We’ve heard some reviews that Google TV has glitches and flaws. Almost 40% of shoppers on gave the Logitech Revue box three stars or fewer, and almost 20% gave it the lowest rating of one star. Complaints also included it was slow and did not offer more features or programming than other, less expensive set-top boxes.

On the other hand, Google has scored big with Android software for smartphones. But device makers have also been reportedly forced to push back plans to release tablets based on a refined version of the software, leaving Apple’s iPad alone in taking in the cash over the holidays. Also this year, manufacturers waited for Google’s new ChromeOS software so they could ship new web-based laptops. But delays at Google also led the manufacturers to miss this year’s holiday season.
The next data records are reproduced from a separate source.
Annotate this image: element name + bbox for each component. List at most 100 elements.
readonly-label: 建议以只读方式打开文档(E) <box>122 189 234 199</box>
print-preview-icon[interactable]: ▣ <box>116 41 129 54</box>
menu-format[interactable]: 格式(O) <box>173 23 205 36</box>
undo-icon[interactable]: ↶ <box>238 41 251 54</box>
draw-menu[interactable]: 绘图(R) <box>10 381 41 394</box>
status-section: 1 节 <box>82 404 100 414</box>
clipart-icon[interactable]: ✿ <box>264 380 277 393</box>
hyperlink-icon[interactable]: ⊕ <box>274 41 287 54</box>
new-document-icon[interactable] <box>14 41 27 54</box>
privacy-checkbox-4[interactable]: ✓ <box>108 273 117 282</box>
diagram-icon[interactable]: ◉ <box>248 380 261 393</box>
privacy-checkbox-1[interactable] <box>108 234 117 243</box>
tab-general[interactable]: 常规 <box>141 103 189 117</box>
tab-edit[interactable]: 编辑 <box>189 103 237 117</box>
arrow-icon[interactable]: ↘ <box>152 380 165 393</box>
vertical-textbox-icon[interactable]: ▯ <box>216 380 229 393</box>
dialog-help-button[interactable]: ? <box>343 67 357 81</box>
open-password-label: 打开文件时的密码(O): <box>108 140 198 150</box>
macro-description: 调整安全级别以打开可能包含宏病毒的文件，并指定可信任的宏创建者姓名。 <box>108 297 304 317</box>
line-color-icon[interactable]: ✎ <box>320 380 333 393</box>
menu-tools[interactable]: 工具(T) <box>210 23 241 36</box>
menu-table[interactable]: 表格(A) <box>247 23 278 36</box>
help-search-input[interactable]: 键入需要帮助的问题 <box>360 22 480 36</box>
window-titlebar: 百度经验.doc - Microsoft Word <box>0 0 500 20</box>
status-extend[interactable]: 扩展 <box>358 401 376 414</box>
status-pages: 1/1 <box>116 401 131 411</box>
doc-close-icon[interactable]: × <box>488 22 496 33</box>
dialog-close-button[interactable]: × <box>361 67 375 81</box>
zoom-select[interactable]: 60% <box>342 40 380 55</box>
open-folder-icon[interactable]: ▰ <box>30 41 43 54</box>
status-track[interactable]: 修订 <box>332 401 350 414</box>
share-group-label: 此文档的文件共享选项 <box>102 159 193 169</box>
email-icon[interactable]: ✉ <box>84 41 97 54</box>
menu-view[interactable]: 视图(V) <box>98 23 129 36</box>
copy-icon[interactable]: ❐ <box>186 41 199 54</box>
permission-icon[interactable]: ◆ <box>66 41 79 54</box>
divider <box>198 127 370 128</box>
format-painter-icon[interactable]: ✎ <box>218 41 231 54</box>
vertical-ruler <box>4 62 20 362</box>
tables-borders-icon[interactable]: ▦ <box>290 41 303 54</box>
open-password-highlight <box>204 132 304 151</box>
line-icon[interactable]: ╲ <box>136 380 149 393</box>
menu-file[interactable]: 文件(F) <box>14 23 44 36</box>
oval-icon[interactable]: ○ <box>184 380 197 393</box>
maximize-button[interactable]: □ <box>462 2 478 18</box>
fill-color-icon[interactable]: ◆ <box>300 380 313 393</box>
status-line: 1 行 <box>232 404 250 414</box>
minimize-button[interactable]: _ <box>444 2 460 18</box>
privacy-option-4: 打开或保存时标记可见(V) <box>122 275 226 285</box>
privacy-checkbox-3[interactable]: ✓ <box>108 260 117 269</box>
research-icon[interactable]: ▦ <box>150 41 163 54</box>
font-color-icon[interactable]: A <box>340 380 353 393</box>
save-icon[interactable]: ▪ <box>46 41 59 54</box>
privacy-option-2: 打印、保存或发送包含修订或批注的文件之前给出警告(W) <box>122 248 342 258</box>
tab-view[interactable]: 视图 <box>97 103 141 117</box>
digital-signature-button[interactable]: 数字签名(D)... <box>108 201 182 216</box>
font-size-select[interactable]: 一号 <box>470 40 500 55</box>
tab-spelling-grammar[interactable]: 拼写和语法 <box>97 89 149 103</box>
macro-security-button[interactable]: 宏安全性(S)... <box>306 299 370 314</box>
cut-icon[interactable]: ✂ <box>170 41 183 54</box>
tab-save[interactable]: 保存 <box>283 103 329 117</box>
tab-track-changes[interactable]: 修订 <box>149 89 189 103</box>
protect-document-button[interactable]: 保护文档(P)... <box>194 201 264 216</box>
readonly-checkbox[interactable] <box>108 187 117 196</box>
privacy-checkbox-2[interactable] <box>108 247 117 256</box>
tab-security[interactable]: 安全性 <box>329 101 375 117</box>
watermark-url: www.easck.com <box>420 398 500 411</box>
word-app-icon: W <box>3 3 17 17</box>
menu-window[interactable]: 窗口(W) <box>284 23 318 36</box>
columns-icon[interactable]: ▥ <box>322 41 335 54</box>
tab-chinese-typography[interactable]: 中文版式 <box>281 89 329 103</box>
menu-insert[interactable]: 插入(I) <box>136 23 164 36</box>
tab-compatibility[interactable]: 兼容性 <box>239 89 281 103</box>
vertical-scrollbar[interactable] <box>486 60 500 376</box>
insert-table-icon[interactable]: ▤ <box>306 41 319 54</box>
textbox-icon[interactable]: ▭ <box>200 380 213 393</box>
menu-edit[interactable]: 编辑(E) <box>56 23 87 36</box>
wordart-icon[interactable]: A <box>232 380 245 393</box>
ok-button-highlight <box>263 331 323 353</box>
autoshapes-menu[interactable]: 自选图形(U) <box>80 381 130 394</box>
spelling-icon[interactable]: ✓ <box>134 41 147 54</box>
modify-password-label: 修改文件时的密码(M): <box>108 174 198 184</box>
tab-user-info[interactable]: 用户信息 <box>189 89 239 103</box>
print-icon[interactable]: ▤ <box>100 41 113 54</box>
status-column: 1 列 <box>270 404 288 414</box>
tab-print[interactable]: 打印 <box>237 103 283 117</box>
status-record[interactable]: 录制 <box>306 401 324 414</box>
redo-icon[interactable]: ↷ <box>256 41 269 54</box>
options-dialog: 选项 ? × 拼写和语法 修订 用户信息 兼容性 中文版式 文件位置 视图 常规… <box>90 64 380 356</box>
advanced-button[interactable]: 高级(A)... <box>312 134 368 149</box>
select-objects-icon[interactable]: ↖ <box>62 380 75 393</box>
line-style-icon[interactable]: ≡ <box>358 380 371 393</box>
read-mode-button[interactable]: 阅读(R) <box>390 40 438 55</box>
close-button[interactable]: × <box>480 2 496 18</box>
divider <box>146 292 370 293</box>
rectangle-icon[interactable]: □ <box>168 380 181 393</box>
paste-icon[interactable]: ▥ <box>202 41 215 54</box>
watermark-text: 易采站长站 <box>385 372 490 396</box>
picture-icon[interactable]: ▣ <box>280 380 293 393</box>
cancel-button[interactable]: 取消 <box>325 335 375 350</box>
RBR-TVBR observation: Just about every entertainment/gaming system is now offering some kind of internet access, so there are plenty of providers and competition. What could set Google apart is the technology and offerings. In a related story we mention how major networks are not offering access to Google TV—that’s two strikes against it, for now. Does this mean a weakness in working relationships with manufacturing partners? Not sure, the rush is always out there to get to market first, especially before the holidays. We all saw the antenna problems with Apple’s iPhone 4 a few months ago. A mistake here and there is expected. However, Google does need to make sure its software works before getting it to market with manufacturers. A lot of money can be lost in pulling out of important shows like CES. Once bitten, twice shy?